De pequeños abrigábamos ser por lo menos Spiderman, y luego no pasamos de mecánico, albañil, comercial, enfermera, administrativa o psicóloga; lo cual no está mal si fuera lo que andábamos buscando; pero claro, no es lo mismo subir por paredes verticales sin paracaídas, es decir, ser un superhéroe, que cumplir una jornada de ocho horas día tras día, siempre igual, sin alicientes. No, no es lo mismo recorrer los mares del sur, o descubrir islas desiertas repletas de caníbales y vivencias indescriptibles, que madrugar para calentar una silla, y ver pasar los años sin pena ni gloria. Por eso a Gregorio le es imprescindible inventarse a Augusto Faroni, como a un golem personal que nace dentro de él mismo, que no se conforma con acaparar su imaginación, sino que poco a poco afirma su intención de manifestarse en el mundo exterior, generando una anomalía espacio temporal en propios y extraños.

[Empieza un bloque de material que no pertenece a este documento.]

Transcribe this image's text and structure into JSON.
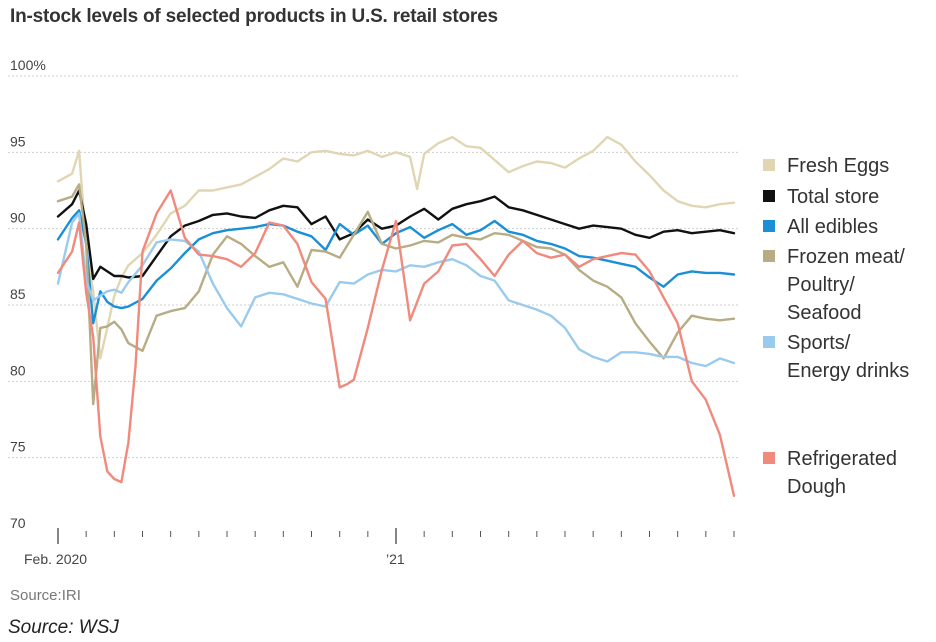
{
  "chart_data": {
    "type": "line",
    "title": "In-stock levels of selected products in U.S. retail stores",
    "ylabel": "",
    "xlabel": "",
    "ylim": [
      70,
      100
    ],
    "y_ticks": [
      "100%",
      "95",
      "90",
      "85",
      "80",
      "75",
      "70"
    ],
    "y_tick_values": [
      100,
      95,
      90,
      85,
      80,
      75,
      70
    ],
    "x_tick_labels": [
      {
        "label": "Feb. 2020",
        "x": 0
      },
      {
        "label": "’21",
        "x": 48
      }
    ],
    "x_range": [
      0,
      96
    ],
    "minor_tick_step": 4,
    "series": [
      {
        "name": "Fresh Eggs",
        "color": "#e0d6b3",
        "x": [
          0,
          2,
          3,
          4,
          5,
          6,
          7,
          8,
          9,
          10,
          12,
          14,
          16,
          18,
          20,
          22,
          24,
          26,
          28,
          30,
          32,
          34,
          36,
          38,
          40,
          42,
          44,
          46,
          48,
          50,
          51,
          52,
          54,
          56,
          58,
          60,
          62,
          64,
          66,
          68,
          70,
          72,
          74,
          76,
          78,
          80,
          82,
          84,
          86,
          88,
          90,
          92,
          94,
          96
        ],
        "values": [
          93.1,
          93.6,
          95.1,
          88.8,
          85.9,
          81.5,
          83.5,
          85.6,
          86.8,
          87.6,
          88.4,
          89.6,
          91.0,
          91.5,
          92.5,
          92.5,
          92.7,
          92.9,
          93.4,
          93.9,
          94.6,
          94.4,
          95.0,
          95.1,
          94.9,
          94.8,
          95.1,
          94.7,
          95.0,
          94.7,
          92.6,
          94.9,
          95.6,
          96.0,
          95.4,
          95.3,
          94.5,
          93.7,
          94.1,
          94.4,
          94.3,
          94.0,
          94.6,
          95.1,
          96.0,
          95.5,
          94.4,
          93.5,
          92.5,
          91.8,
          91.5,
          91.4,
          91.6,
          91.7
        ]
      },
      {
        "name": "Total store",
        "color": "#111111",
        "x": [
          0,
          2,
          3,
          4,
          5,
          6,
          7,
          8,
          9,
          10,
          12,
          14,
          16,
          18,
          20,
          22,
          24,
          26,
          28,
          30,
          32,
          34,
          36,
          38,
          40,
          42,
          44,
          46,
          48,
          50,
          52,
          54,
          56,
          58,
          60,
          62,
          64,
          66,
          68,
          70,
          72,
          74,
          76,
          78,
          80,
          82,
          84,
          86,
          88,
          90,
          92,
          94,
          95,
          96
        ],
        "values": [
          90.8,
          91.6,
          92.5,
          90.3,
          86.7,
          87.5,
          87.2,
          86.9,
          86.9,
          86.8,
          86.9,
          88.2,
          89.5,
          90.2,
          90.5,
          90.9,
          91.0,
          90.8,
          90.7,
          91.2,
          91.5,
          91.4,
          90.3,
          90.8,
          89.3,
          89.7,
          90.6,
          90.0,
          90.2,
          90.8,
          91.3,
          90.6,
          91.3,
          91.6,
          91.8,
          92.1,
          91.4,
          91.2,
          90.9,
          90.6,
          90.3,
          90.0,
          90.2,
          90.1,
          90.0,
          89.6,
          89.4,
          89.8,
          89.9,
          89.7,
          89.8,
          89.9,
          89.8,
          89.7
        ]
      },
      {
        "name": "All edibles",
        "color": "#1a8fd6",
        "x": [
          0,
          2,
          3,
          4,
          5,
          6,
          7,
          8,
          9,
          10,
          12,
          14,
          16,
          18,
          20,
          22,
          24,
          26,
          28,
          30,
          32,
          34,
          36,
          38,
          40,
          42,
          44,
          46,
          48,
          50,
          52,
          54,
          56,
          58,
          60,
          62,
          64,
          66,
          68,
          70,
          72,
          74,
          76,
          78,
          80,
          82,
          84,
          86,
          88,
          90,
          92,
          94,
          96
        ],
        "values": [
          89.3,
          90.7,
          91.2,
          89.0,
          83.8,
          85.9,
          85.2,
          84.9,
          84.8,
          84.9,
          85.4,
          86.6,
          87.4,
          88.4,
          89.3,
          89.7,
          89.9,
          90.0,
          90.1,
          90.3,
          90.2,
          89.8,
          89.5,
          88.6,
          90.3,
          89.6,
          90.2,
          89.0,
          89.7,
          90.1,
          89.4,
          89.9,
          90.3,
          89.6,
          89.9,
          90.5,
          89.8,
          89.6,
          89.2,
          89.0,
          88.7,
          88.2,
          88.1,
          87.9,
          87.7,
          87.5,
          86.8,
          86.2,
          87.0,
          87.2,
          87.1,
          87.1,
          87.0
        ]
      },
      {
        "name": "Frozen meat/\nPoultry/\nSeafood",
        "color": "#b7ac84",
        "x": [
          0,
          2,
          3,
          4,
          5,
          6,
          7,
          8,
          9,
          10,
          12,
          14,
          16,
          18,
          20,
          22,
          24,
          26,
          28,
          30,
          32,
          34,
          36,
          38,
          40,
          42,
          44,
          46,
          48,
          50,
          52,
          54,
          56,
          58,
          60,
          62,
          64,
          66,
          68,
          70,
          72,
          74,
          76,
          78,
          80,
          82,
          84,
          86,
          88,
          90,
          92,
          94,
          96
        ],
        "values": [
          91.8,
          92.1,
          92.9,
          89.0,
          78.5,
          83.5,
          83.6,
          83.9,
          83.4,
          82.5,
          82.0,
          84.3,
          84.6,
          84.8,
          85.9,
          88.3,
          89.5,
          89.0,
          88.2,
          87.5,
          87.8,
          86.2,
          88.6,
          88.5,
          88.1,
          89.6,
          91.1,
          89.0,
          88.7,
          88.9,
          89.2,
          89.1,
          89.6,
          89.4,
          89.3,
          89.7,
          89.6,
          89.2,
          88.8,
          88.7,
          88.3,
          87.3,
          86.6,
          86.2,
          85.5,
          83.8,
          82.6,
          81.5,
          83.2,
          84.3,
          84.1,
          84.0,
          84.1
        ]
      },
      {
        "name": "Sports/\nEnergy drinks",
        "color": "#9acbed",
        "x": [
          0,
          2,
          3,
          4,
          5,
          6,
          7,
          8,
          9,
          10,
          12,
          14,
          16,
          18,
          20,
          22,
          24,
          26,
          28,
          30,
          32,
          34,
          36,
          38,
          40,
          42,
          44,
          46,
          48,
          50,
          52,
          54,
          56,
          58,
          60,
          62,
          64,
          66,
          68,
          70,
          72,
          74,
          76,
          78,
          80,
          82,
          84,
          86,
          88,
          90,
          92,
          94,
          96
        ],
        "values": [
          86.4,
          90.4,
          91.0,
          86.6,
          85.3,
          85.6,
          85.9,
          86.0,
          85.8,
          86.5,
          87.6,
          89.1,
          89.3,
          89.2,
          88.5,
          86.4,
          84.8,
          83.6,
          85.5,
          85.8,
          85.7,
          85.4,
          85.1,
          84.9,
          86.5,
          86.4,
          87.0,
          87.3,
          87.2,
          87.6,
          87.5,
          87.8,
          88.0,
          87.6,
          86.9,
          86.6,
          85.3,
          85.0,
          84.7,
          84.3,
          83.5,
          82.1,
          81.6,
          81.3,
          81.9,
          81.9,
          81.8,
          81.6,
          81.6,
          81.2,
          81.0,
          81.5,
          81.2
        ]
      },
      {
        "name": "Refrigerated\nDough",
        "color": "#f08a7c",
        "x": [
          0,
          2,
          3,
          4,
          5,
          6,
          7,
          8,
          9,
          10,
          11,
          12,
          14,
          16,
          18,
          20,
          22,
          24,
          26,
          28,
          30,
          32,
          34,
          36,
          38,
          40,
          41,
          42,
          44,
          46,
          48,
          50,
          52,
          54,
          56,
          58,
          60,
          62,
          64,
          66,
          68,
          70,
          72,
          74,
          76,
          78,
          80,
          82,
          84,
          86,
          88,
          90,
          92,
          94,
          96
        ],
        "values": [
          87.1,
          88.5,
          90.4,
          85.8,
          82.9,
          76.4,
          74.1,
          73.6,
          73.4,
          76.0,
          81.0,
          88.5,
          91.0,
          92.5,
          89.4,
          88.3,
          88.2,
          88.0,
          87.5,
          88.4,
          90.4,
          90.2,
          89.0,
          86.5,
          85.4,
          79.6,
          79.8,
          80.1,
          83.5,
          87.3,
          90.5,
          84.0,
          86.4,
          87.2,
          88.9,
          89.0,
          88.0,
          86.9,
          88.3,
          89.2,
          88.4,
          88.1,
          88.3,
          87.5,
          88.0,
          88.2,
          88.4,
          88.3,
          87.2,
          85.5,
          83.8,
          80.0,
          78.8,
          76.5,
          72.5
        ]
      }
    ]
  },
  "legend": [
    {
      "label": "Fresh Eggs",
      "color": "#e0d6b3",
      "lines": [
        "Fresh Eggs"
      ]
    },
    {
      "label": "Total store",
      "color": "#111111",
      "lines": [
        "Total store"
      ]
    },
    {
      "label": "All edibles",
      "color": "#1a8fd6",
      "lines": [
        "All edibles"
      ]
    },
    {
      "label": "Frozen meat/ Poultry/ Seafood",
      "color": "#b7ac84",
      "lines": [
        "Frozen meat/",
        "Poultry/",
        "Seafood"
      ]
    },
    {
      "label": "Sports/ Energy drinks",
      "color": "#9acbed",
      "lines": [
        "Sports/",
        "Energy drinks"
      ]
    },
    {
      "label": "Refrigerated Dough",
      "color": "#f08a7c",
      "lines": [
        "Refrigerated",
        "Dough"
      ]
    }
  ],
  "source": "Source:IRI",
  "caption": "Source: WSJ"
}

Cuando llega el momento apropiado, la metamorfosis se produce y de las entrañas del soñador surge un ser especial, irrepetible: ingeniero, poeta, políglota, audaz en el amor, arriesgado militante político, elegante, educado, delicado, atrevido, atractivo, culto, intenso, interesante: ni más ni menos que el inefable y nunca suficientemente bien ponderado Augusto Faroni. Alguien tan alejado de Gregorio que ni se reconocerían ambos si se cruzaran por la calle. Gregorio regresa a su adolescencia para recuperar sus deseos abandonados en una caja oculta en un rincón del que no hubiera debido volver a salir, porque los sueños marchitos duelen. Indefectiblemente, la terrible caja se abre y un halo onírico envuelve la escena para desfigurar a Gregorio, para transfigurarlo en el otro, en un héroe irrepetible. El mismo que contaminará a Gil con su emocionante esencia, hasta tal punto que hará que éste se vista igual, que visite los mismos sitios, que encuentre en la invención de su ídolo su propia identidad.

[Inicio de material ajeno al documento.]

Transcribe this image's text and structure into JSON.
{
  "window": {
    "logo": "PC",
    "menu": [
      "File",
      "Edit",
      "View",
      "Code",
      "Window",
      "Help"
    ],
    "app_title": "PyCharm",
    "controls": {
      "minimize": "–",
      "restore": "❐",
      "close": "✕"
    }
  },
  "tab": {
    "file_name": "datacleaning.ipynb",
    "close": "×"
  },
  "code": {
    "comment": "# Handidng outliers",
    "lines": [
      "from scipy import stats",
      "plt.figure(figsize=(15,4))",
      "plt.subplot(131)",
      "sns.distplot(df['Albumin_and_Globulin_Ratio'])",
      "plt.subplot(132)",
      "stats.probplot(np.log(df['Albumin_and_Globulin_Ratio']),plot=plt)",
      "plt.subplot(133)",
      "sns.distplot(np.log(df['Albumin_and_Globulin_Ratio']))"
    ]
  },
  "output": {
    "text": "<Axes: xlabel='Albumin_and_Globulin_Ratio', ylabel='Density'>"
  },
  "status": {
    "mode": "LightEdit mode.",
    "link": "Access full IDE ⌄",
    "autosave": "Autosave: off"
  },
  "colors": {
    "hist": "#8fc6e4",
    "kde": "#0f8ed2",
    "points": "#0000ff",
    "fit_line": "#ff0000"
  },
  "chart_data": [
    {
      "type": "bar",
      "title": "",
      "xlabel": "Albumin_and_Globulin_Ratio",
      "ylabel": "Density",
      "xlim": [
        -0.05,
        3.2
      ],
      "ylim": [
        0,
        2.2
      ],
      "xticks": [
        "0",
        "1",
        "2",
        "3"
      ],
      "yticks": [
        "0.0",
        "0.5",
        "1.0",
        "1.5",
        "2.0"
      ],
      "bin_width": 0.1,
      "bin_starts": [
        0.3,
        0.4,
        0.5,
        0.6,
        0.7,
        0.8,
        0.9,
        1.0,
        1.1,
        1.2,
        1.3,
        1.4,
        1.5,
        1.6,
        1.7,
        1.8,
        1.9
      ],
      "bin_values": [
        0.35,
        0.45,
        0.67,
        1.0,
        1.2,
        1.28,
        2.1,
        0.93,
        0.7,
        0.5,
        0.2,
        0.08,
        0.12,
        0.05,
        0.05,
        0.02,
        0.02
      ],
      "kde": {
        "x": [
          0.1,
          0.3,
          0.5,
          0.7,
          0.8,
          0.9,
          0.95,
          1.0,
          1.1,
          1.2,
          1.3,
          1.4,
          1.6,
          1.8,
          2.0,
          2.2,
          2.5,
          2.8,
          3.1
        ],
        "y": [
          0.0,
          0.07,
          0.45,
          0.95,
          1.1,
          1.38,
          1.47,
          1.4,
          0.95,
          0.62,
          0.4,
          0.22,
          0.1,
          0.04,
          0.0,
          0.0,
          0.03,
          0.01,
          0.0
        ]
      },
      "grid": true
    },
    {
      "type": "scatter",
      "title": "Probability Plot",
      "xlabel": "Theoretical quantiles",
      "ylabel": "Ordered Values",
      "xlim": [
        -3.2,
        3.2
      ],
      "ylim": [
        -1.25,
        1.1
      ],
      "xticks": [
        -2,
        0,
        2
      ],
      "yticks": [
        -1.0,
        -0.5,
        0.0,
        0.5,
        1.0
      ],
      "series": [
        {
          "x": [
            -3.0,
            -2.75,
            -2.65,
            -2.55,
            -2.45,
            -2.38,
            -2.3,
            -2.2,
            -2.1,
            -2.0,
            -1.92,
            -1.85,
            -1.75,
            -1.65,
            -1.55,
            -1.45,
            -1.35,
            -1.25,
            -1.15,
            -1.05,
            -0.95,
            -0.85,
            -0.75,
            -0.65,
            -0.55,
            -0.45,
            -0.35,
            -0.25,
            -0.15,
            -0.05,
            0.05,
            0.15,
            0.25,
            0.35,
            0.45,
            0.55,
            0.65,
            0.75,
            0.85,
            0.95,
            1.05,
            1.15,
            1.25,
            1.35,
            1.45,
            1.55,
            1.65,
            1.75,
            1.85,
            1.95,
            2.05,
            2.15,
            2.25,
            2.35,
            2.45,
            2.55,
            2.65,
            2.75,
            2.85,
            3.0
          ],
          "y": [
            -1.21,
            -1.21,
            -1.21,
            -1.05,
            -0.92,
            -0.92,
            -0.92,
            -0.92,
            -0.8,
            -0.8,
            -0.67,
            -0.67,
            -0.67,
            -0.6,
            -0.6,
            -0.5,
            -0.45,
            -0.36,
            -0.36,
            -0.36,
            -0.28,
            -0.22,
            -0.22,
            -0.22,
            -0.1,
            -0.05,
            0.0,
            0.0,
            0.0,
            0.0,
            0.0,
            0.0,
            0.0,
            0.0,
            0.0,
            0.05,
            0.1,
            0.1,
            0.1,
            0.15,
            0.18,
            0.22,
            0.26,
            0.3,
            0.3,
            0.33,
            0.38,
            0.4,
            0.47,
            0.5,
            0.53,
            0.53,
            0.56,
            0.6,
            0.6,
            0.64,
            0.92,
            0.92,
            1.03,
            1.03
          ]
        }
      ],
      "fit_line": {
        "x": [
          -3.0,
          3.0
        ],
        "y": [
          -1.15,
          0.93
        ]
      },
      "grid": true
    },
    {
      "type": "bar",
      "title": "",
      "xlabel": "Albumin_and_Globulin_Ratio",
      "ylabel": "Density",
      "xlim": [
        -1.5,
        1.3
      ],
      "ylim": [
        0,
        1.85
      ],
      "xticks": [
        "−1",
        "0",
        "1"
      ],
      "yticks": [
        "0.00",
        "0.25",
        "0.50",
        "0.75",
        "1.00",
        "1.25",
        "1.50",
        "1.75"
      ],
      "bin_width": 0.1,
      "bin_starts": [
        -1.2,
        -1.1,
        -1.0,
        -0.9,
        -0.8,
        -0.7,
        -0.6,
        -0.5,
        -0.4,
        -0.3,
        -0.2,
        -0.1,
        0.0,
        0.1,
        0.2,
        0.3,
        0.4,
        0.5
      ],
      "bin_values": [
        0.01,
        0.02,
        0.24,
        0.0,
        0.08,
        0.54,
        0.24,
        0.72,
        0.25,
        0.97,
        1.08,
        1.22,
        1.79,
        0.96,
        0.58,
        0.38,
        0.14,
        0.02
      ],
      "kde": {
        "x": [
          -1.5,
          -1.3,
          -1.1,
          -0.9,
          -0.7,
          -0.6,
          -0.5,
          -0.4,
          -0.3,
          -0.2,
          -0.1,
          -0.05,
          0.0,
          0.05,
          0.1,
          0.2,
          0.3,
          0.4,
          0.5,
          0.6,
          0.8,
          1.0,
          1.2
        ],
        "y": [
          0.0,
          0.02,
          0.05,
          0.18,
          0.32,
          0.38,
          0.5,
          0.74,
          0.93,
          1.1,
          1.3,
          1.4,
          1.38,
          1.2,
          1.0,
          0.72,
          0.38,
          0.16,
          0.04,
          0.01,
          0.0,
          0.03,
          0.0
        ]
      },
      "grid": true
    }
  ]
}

Es que nada es como lo soñamos, ni en el amor, ni en el trabajo, ni en las relaciones interpersonales. Ese desengaño asfixiante no es que sea contagioso, es que es usual. Por eso Gil, sin saberlo, participa del juego de Faroni a tumba abierta, porque él también exige vivir sus sueños, creer que otro mundo es posible. Así las cosas, por qué no hacer algo. Lo que sea. Mejor morir en el empeño si es necesario, antes que esa hibernación permanente que los caracteriza a los dos.

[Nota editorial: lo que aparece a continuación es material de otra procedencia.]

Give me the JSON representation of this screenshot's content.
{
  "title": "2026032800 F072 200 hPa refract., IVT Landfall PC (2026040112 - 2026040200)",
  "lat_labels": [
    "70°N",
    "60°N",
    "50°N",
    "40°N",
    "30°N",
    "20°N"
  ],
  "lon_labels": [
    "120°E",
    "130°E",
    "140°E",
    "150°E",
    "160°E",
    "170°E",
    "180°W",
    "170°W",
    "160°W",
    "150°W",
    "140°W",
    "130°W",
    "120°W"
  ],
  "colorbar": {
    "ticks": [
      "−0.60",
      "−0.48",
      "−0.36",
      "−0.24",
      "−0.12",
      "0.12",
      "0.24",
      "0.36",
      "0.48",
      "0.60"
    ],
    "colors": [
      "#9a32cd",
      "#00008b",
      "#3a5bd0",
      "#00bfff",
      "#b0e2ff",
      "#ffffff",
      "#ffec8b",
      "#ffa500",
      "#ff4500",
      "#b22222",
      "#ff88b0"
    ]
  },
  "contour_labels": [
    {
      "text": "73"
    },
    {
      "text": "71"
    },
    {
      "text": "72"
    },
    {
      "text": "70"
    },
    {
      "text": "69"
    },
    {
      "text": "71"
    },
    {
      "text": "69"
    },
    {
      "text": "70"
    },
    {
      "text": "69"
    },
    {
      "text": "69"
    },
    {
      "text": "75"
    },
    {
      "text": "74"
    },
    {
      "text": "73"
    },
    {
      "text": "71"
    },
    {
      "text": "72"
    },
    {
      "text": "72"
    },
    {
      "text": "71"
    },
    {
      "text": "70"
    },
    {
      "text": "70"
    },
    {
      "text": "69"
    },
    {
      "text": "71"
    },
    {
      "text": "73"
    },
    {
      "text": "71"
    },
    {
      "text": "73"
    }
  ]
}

Gregorio y Gil se conocen a través del teléfono, se vislumbran distantes y a la vez muy próximos; se retroalimentan en una locura literaria que transgrede su cotidianidad. No se han visto en persona pero su relación es íntima y comprometida. Gil, sobre todo, recurre a Gregorio como referente, hasta que aparece Faroni, entonces Gil, renacido Dacio, le admira aún más, se adhiere a su presencia. La suerte está echada, con todas sus consecuencias. Como un Mr. Hyde cualquiera Faroni quiere acabar con la vida de Gregorio. Los dos no pueden cohabitar en el mismo tiempo, ya no. De ese modo, las mentiras se van volviendo realidades, alimentadas por la fe ciega de Gil, que necesita creer por encima de todo, porque está muerto en vida y quiere vivir, con Faroni o sin Faroni, si bien prefiere tener a éste de compañero de viaje.

¡Ay, Augusto!, qué genial eres. Tus mentiras son una droga que te alimenta, y que genera tolerancia, van a más, exigen nuevas capas de invenciones, en una huida hacia adelante en la que no se ve un final que no pase por la muerte del héroe. La construcción de tus fantasías son coherentes, ingeniosas, minuciosas; no dejas al albur ningún detalle; todo tiene que encajar y poseer visos de veracidad. De ese modo la historia que te cuentas cada día nunca tendrá final mientras estés vivo y puedas sostenerla.